The governor’s proposal cites the possibility of a debt restructuring that could include new tradable securities or cash flow bonds, or a structure that ties creditor recoveries to economic growth.
The island is asking the board to lobby Congress for an extension of PROMESA’s freeze on lawsuits against Puerto Rico over debt defaults. The freeze ends on May 1, and the island says it needs more time to negotiate consensual deals with creditors without the specter of litigation.

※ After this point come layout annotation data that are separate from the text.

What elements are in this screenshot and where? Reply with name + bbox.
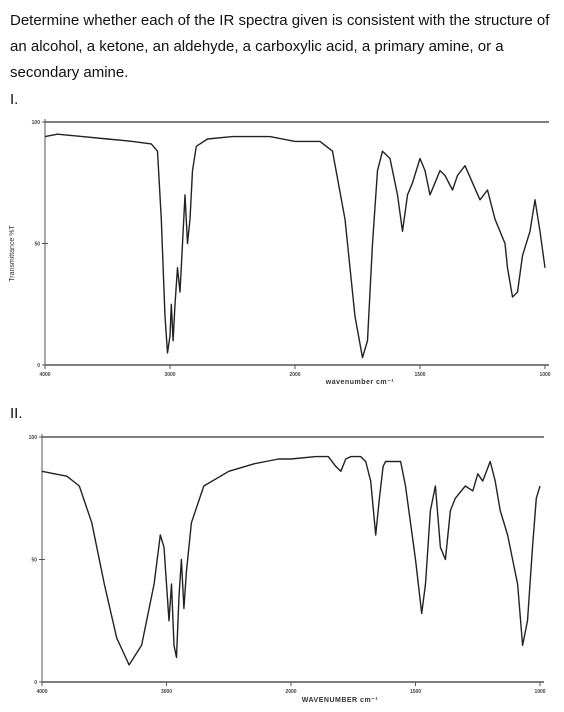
x-tick-label: 1000 <box>539 372 550 378</box>
x-tick-label: 3000 <box>164 372 175 378</box>
x-tick-label: 4000 <box>39 372 50 378</box>
chart-label: I. <box>10 91 18 108</box>
y-tick-label: 100 <box>29 435 38 441</box>
x-tick-label: 2000 <box>285 689 296 695</box>
y-tick-label: 50 <box>34 242 40 248</box>
spectrum-line <box>41 455 541 666</box>
spectrum-line <box>44 133 546 359</box>
x-tick-label: 1500 <box>414 372 425 378</box>
x-tick-label: 1500 <box>410 689 421 695</box>
x-tick-label: 1000 <box>534 689 545 695</box>
x-tick-label: 4000 <box>36 689 47 695</box>
x-axis-label: WAVENUMBER cm⁻¹ <box>302 697 379 704</box>
y-axis-label: Transmittance %T <box>9 225 16 282</box>
y-tick-label: 0 <box>37 363 40 369</box>
y-tick-label: 100 <box>32 120 41 126</box>
y-tick-label: 0 <box>34 680 37 686</box>
chart-label: II. <box>10 405 23 422</box>
x-tick-label: 3000 <box>161 689 172 695</box>
x-axis-label: wavenumber cm⁻¹ <box>325 379 395 386</box>
y-tick-label: 50 <box>31 558 37 564</box>
question: Determine whether each of the IR spectra… <box>10 12 550 81</box>
x-tick-label: 2000 <box>289 372 300 378</box>
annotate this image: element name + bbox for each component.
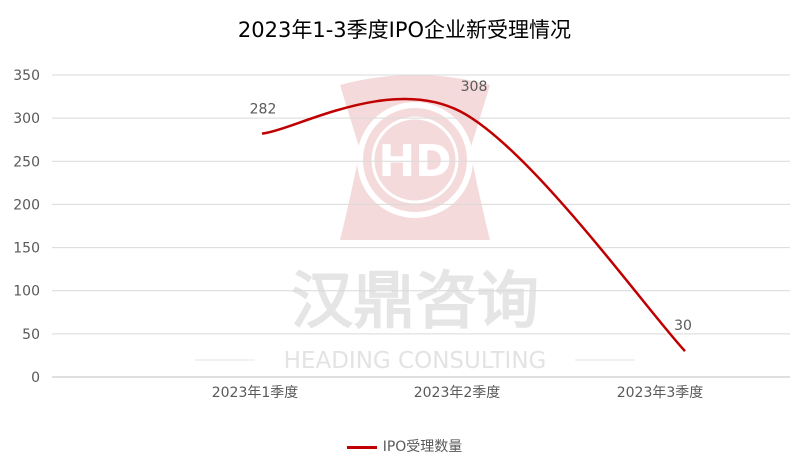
watermark-logo-text: 汉鼎咨询 [291, 264, 539, 337]
y-tick-label: 200 [13, 197, 40, 213]
y-tick-label: 250 [13, 154, 40, 170]
series-line [261, 97, 686, 352]
legend: IPO受理数量 [0, 436, 809, 456]
x-tick-label: 2023年3季度 [617, 385, 704, 401]
y-tick-label: 100 [13, 284, 40, 300]
data-label: 308 [461, 79, 488, 95]
y-tick-label: 0 [31, 370, 40, 386]
x-tick-label: 2023年1季度 [212, 385, 299, 401]
y-tick-label: 50 [22, 327, 40, 343]
chart-title: 2023年1-3季度IPO企业新受理情况 [237, 18, 572, 42]
y-tick-label: 150 [13, 241, 40, 257]
data-label: 282 [250, 102, 277, 118]
y-tick-label: 300 [13, 111, 40, 127]
watermark-tagline: HEADING CONSULTING [284, 348, 547, 374]
data-label: 30 [674, 318, 692, 334]
legend-label: IPO受理数量 [382, 439, 463, 455]
legend-swatch [346, 445, 377, 449]
y-tick-label: 350 [13, 68, 40, 84]
watermark: HD 汉鼎咨询 HEADING CONSULTING [195, 75, 635, 374]
x-tick-label: 2023年2季度 [414, 385, 501, 401]
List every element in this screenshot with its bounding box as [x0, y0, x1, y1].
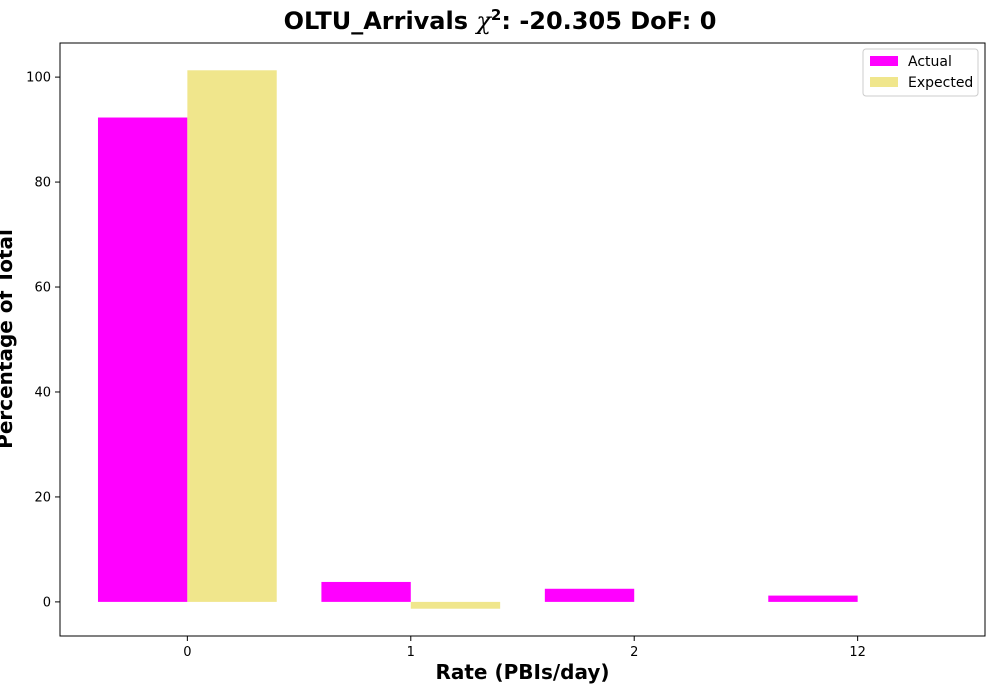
- x-tick-label: 0: [183, 645, 191, 660]
- y-tick-label: 60: [34, 281, 51, 296]
- bar-actual-2: [544, 588, 635, 602]
- bar-actual-1: [321, 581, 411, 602]
- legend-label-expected: Expected: [908, 75, 973, 91]
- y-tick-label: 40: [34, 385, 51, 400]
- x-axis-label: Rate (PBIs/day): [435, 660, 610, 684]
- legend: Actual Expected: [862, 48, 979, 97]
- bar-actual-12: [768, 595, 858, 602]
- y-axis-ticks: 0 20 40 60 80 100: [26, 71, 60, 610]
- legend-label-actual: Actual: [908, 54, 952, 70]
- legend-swatch-expected: [870, 77, 898, 87]
- y-tick-label: 100: [26, 71, 51, 86]
- chart-title: OLTU_Arrivals χ2: -20.305 DoF: 0: [283, 6, 717, 35]
- x-axis-ticks: 0 1 2 12: [183, 636, 866, 660]
- plot-area: [59, 42, 986, 637]
- bar-expected-1: [410, 601, 501, 609]
- x-tick-label: 1: [407, 645, 415, 660]
- y-tick-label: 80: [34, 176, 51, 191]
- y-axis-label: Percentage of Total: [0, 229, 17, 449]
- y-tick-label: 0: [43, 595, 51, 610]
- legend-swatch-actual: [870, 56, 898, 66]
- bars-group: [97, 70, 858, 609]
- x-tick-label: 12: [849, 645, 866, 660]
- y-tick-label: 20: [34, 490, 51, 505]
- bar-actual-0: [97, 117, 188, 602]
- bar-expected-0: [187, 70, 277, 602]
- x-tick-label: 2: [630, 645, 638, 660]
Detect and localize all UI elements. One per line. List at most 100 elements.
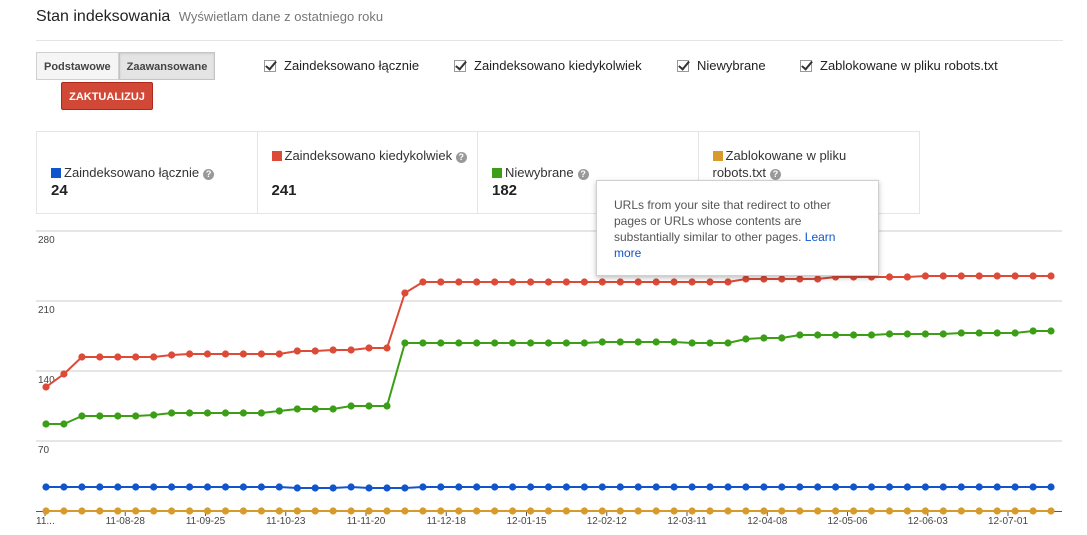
data-point [814,331,822,339]
data-point [832,331,840,339]
data-point [275,407,283,415]
data-point [527,507,535,515]
data-point [114,353,122,361]
data-point [760,275,768,283]
checkbox-checked-icon[interactable] [800,59,812,72]
data-point [455,339,463,347]
data-point [1047,272,1055,280]
data-point [293,405,301,413]
checkbox-indexed-total[interactable]: Zaindeksowano łącznie [264,58,419,73]
data-point [975,507,983,515]
data-point [670,278,678,286]
data-point [993,272,1001,280]
data-point [1029,327,1037,335]
data-point [742,275,750,283]
data-point [850,483,858,491]
x-tick-label: 11-12-18 [427,516,467,527]
data-point [939,330,947,338]
data-point [347,483,355,491]
data-point [508,278,517,286]
data-point [670,338,678,346]
data-point [580,339,589,347]
data-point [491,339,499,347]
data-point [150,507,158,515]
data-point [455,507,463,515]
data-point [221,483,230,491]
data-point [544,339,553,347]
data-point [616,483,624,491]
data-point [832,483,840,491]
data-point [96,483,104,491]
checkbox-robots-blocked[interactable]: Zablokowane w pliku robots.txt [800,58,998,73]
checkbox-not-selected[interactable]: Niewybrane [677,58,766,73]
data-point [796,507,804,515]
data-point [778,483,786,491]
data-point [652,483,660,491]
data-point [311,484,319,492]
data-point [203,409,212,417]
x-tick-label: 12-01-15 [506,516,546,527]
data-point [508,507,517,515]
data-point [96,353,104,361]
data-point [311,405,319,413]
data-point [347,402,355,410]
data-point [186,409,194,417]
data-point [1029,272,1037,280]
data-point [562,278,571,286]
data-point [903,507,912,515]
data-point [975,483,983,491]
data-point [42,420,50,428]
data-point [311,507,319,515]
data-point [401,339,409,347]
help-icon[interactable]: ? [577,169,589,180]
data-point [491,278,499,286]
data-point [239,409,247,417]
learn-more-link[interactable]: Learn more [614,230,836,260]
data-point [329,405,337,413]
data-point [957,483,965,491]
data-point [885,507,894,515]
data-point [670,483,678,491]
data-point [383,507,391,515]
data-point [473,278,481,286]
data-point [957,329,965,337]
help-icon[interactable]: ? [769,169,781,180]
card-indexed-total: Zaindeksowano łącznie? 24 [37,132,258,213]
data-point [1011,483,1019,491]
help-icon[interactable]: ? [455,152,467,163]
help-icon[interactable]: ? [203,169,215,180]
data-point [78,412,86,420]
tab-advanced[interactable]: Zaawansowane [118,52,216,80]
checkbox-checked-icon[interactable] [264,59,276,72]
data-point [706,339,714,347]
data-point [724,507,732,515]
checkbox-checked-icon[interactable] [677,59,689,72]
y-tick-label: 280 [38,235,55,246]
data-point [957,507,965,515]
data-point [419,278,427,286]
data-point [903,483,912,491]
card-label: Niewybrane [505,165,574,180]
x-tick-label: 12-07-01 [988,516,1028,527]
checkbox-label: Zaindeksowano łącznie [284,58,420,73]
checkbox-checked-icon[interactable] [454,59,466,72]
data-point [1047,327,1055,335]
data-point [903,330,912,338]
data-point [867,483,876,491]
data-point [437,507,445,515]
data-point [329,346,337,354]
data-point [239,483,247,491]
data-point [544,507,553,515]
data-point [293,507,301,515]
data-point [186,483,194,491]
data-point [939,483,947,491]
y-tick-label: 210 [38,305,55,316]
data-point [203,350,212,358]
checkbox-ever-indexed[interactable]: Zaindeksowano kiedykolwiek [454,58,642,73]
data-point [168,409,176,417]
tab-basic[interactable]: Podstawowe [36,52,119,80]
card-value: 241 [271,182,297,199]
data-point [419,339,427,347]
y-tick-label: 70 [38,445,50,456]
update-button[interactable]: ZAKTUALIZUJ [61,82,153,110]
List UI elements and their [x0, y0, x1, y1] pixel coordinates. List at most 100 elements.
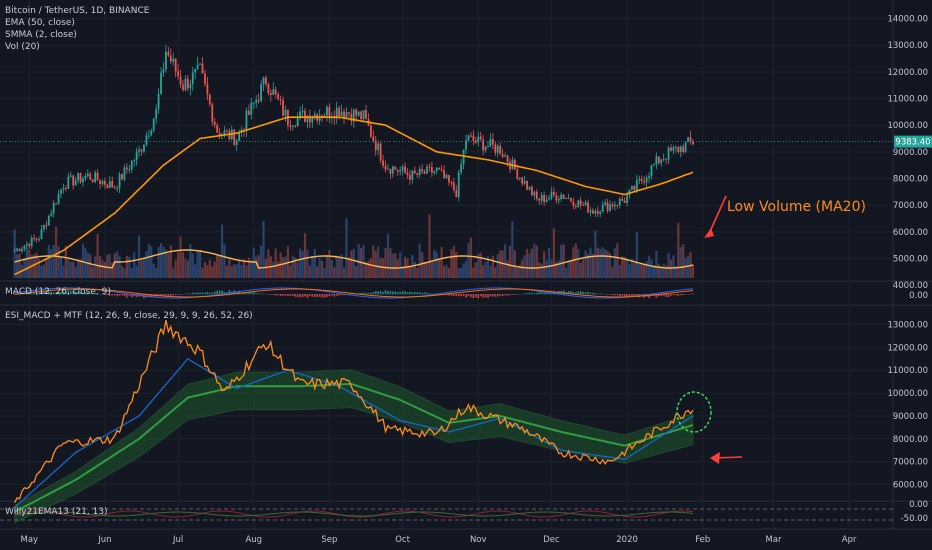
macd-histogram-bar	[633, 294, 636, 297]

The plan’s focus on boosting revenue instead of austerity seems politically motivated, said investor David Tawil, whose fund, Maglan Capital, traded out of its positions in GO debt in part over political uncertainty.
“I wonder whether this plan is an opening salvo from the governor to the board ... or whether the board will take offense to this plan, because it ignores the guidance they’ve previously provided,” Tawil said.
The presence of the board is a source of tension in Puerto Rico, where many locals view it as an unwelcome extension of U.S. imperial control.